The Government cannot afford to delay essential reform of Britain’s public services, David Cameron has warned.
As ministers prepared to publish legislation to radically overhaul the NHS, the Prime Minister said that failure to modernise was draining resources away from the public sector.
In a keynote speech at the Royal Society of Arts in London, he dismissed suggestions that services could carry on as they were as “a complete fiction”.
The Government’s plans for the NHS were denounced by six health service unions – including the British Medical Association and the Royal College of Nursing – as “potentially disastrous”, but Mr Cameron insisted that change was essential.
“Every year without modernisation the costs of our public services escalate. Demand rises, the chains of commands can grow, costs may go up, inefficiencies become more entrenched. Pretending that there is some ‘easy option’ of sticking with the status quo and hoping that a little bit of extra money will smooth over the challenges is a complete fiction.
“We need modernisation, on both sides of the equation. Modernisation to do something about the demand for healthcare, which is about public health. And modernisation to make the supply of healthcare more efficient, which is about opening up the system, being competitive and cutting out waste and bureaucracy.
“Put another way: it’s not that we can’t afford to modernise; it’s that we can’t afford not to modernise.”
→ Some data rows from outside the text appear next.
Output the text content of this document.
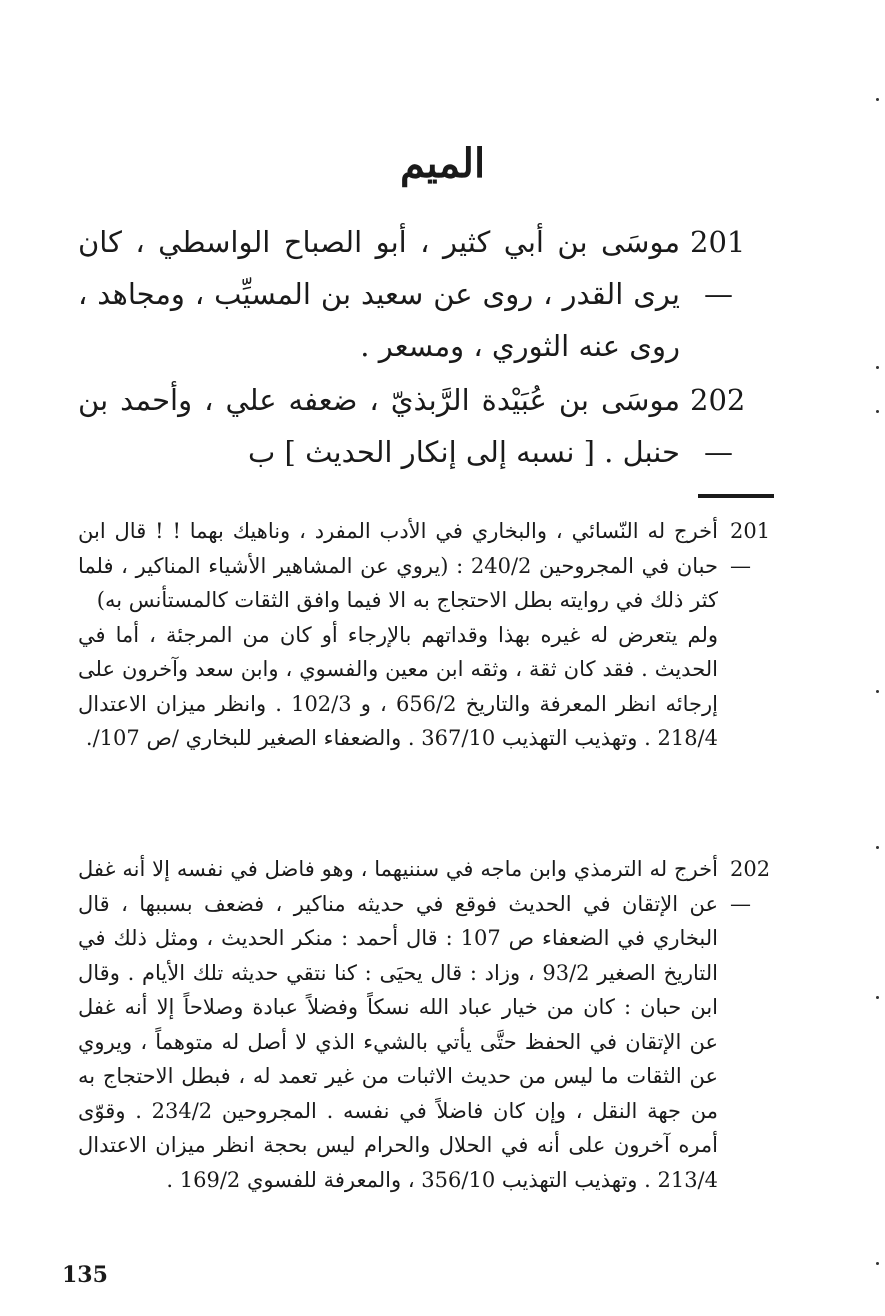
الميم
201 —
موسَى بن أبي كثير ، أبو الصباح الواسطي ، كان يرى القدر ، روى عن سعيد بن المسيِّب ، ومجاهد ، روى عنه الثوري ، ومسعر .
202 —
موسَى بن عُبَيْدة الرَّبذيّ ، ضعفه علي ، وأحمد بن حنبل . [ نسبه إلى إنكار الحديث ] ب
201 —

أخرج له النّسائي ، والبخاري في الأدب المفرد ، وناهيك بهما ! ! قال ابن حبان في المجروحين 240/2 : (يروي عن المشاهير الأشياء المناكير ، فلما كثر ذلك في روايته بطل الاحتجاج به الا فيما وافق الثقات كالمستأنس به)

ولم يتعرض له غيره بهذا وقداتهم بالإرجاء أو كان من المرجئة ، أما في الحديث . فقد كان ثقة ، وثقه ابن معين والفسوي ، وابن سعد وآخرون على إرجائه انظر المعرفة والتاريخ 656/2 ، و 102/3 . وانظر ميزان الاعتدال 218/4 . وتهذيب التهذيب 367/10 . والضعفاء الصغير للبخاري /ص 107/.

202 —

أخرج له الترمذي وابن ماجه في سننيهما ، وهو فاضل في نفسه إلا أنه غفل عن الإتقان في الحديث فوقع في حديثه مناكير ، فضعف بسببها ، قال البخاري في الضعفاء ص 107 : قال أحمد : منكر الحديث ، ومثل ذلك في التاريخ الصغير 93/2 ، وزاد : قال يحيَى : كنا نتقي حديثه تلك الأيام . وقال ابن حبان : كان من خيار عباد الله نسكاً وفضلاً عبادة وصلاحاً إلا أنه غفل عن الإتقان في الحفظ حتَّى يأتي بالشيء الذي لا أصل له متوهماً ، ويروي عن الثقات ما ليس من حديث الاثبات من غير تعمد له ، فبطل الاحتجاج به من جهة النقل ، وإن كان فاضلاً في نفسه . المجروحين 234/2 . وقوّى أمره آخرون على أنه في الحلال والحرام ليس بحجة انظر ميزان الاعتدال 213/4 . وتهذيب التهذيب 356/10 ، والمعرفة للفسوي 169/2 .

135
With the Government also set to publish details of its school reforms next week, Mr Cameron cited the experience of Tony Blair, who found that delaying public service reform simply resulted in “institutional inertia” against change.
He acknowledged that in the past the Conservatives had not always shown sufficient respect for those who worked in public services, but insisted he would “revere, cherish and reward” an ethos of public service.
The Prime Minister also rejected suggestions that the Government was trying to do “too much at once” in pushing through change, saying: “Every year we delay, every year without improving our schools is another year of children let down, another year our health outcomes lag behind the rest of Europe, another year that trust and confidence in law and order erodes.”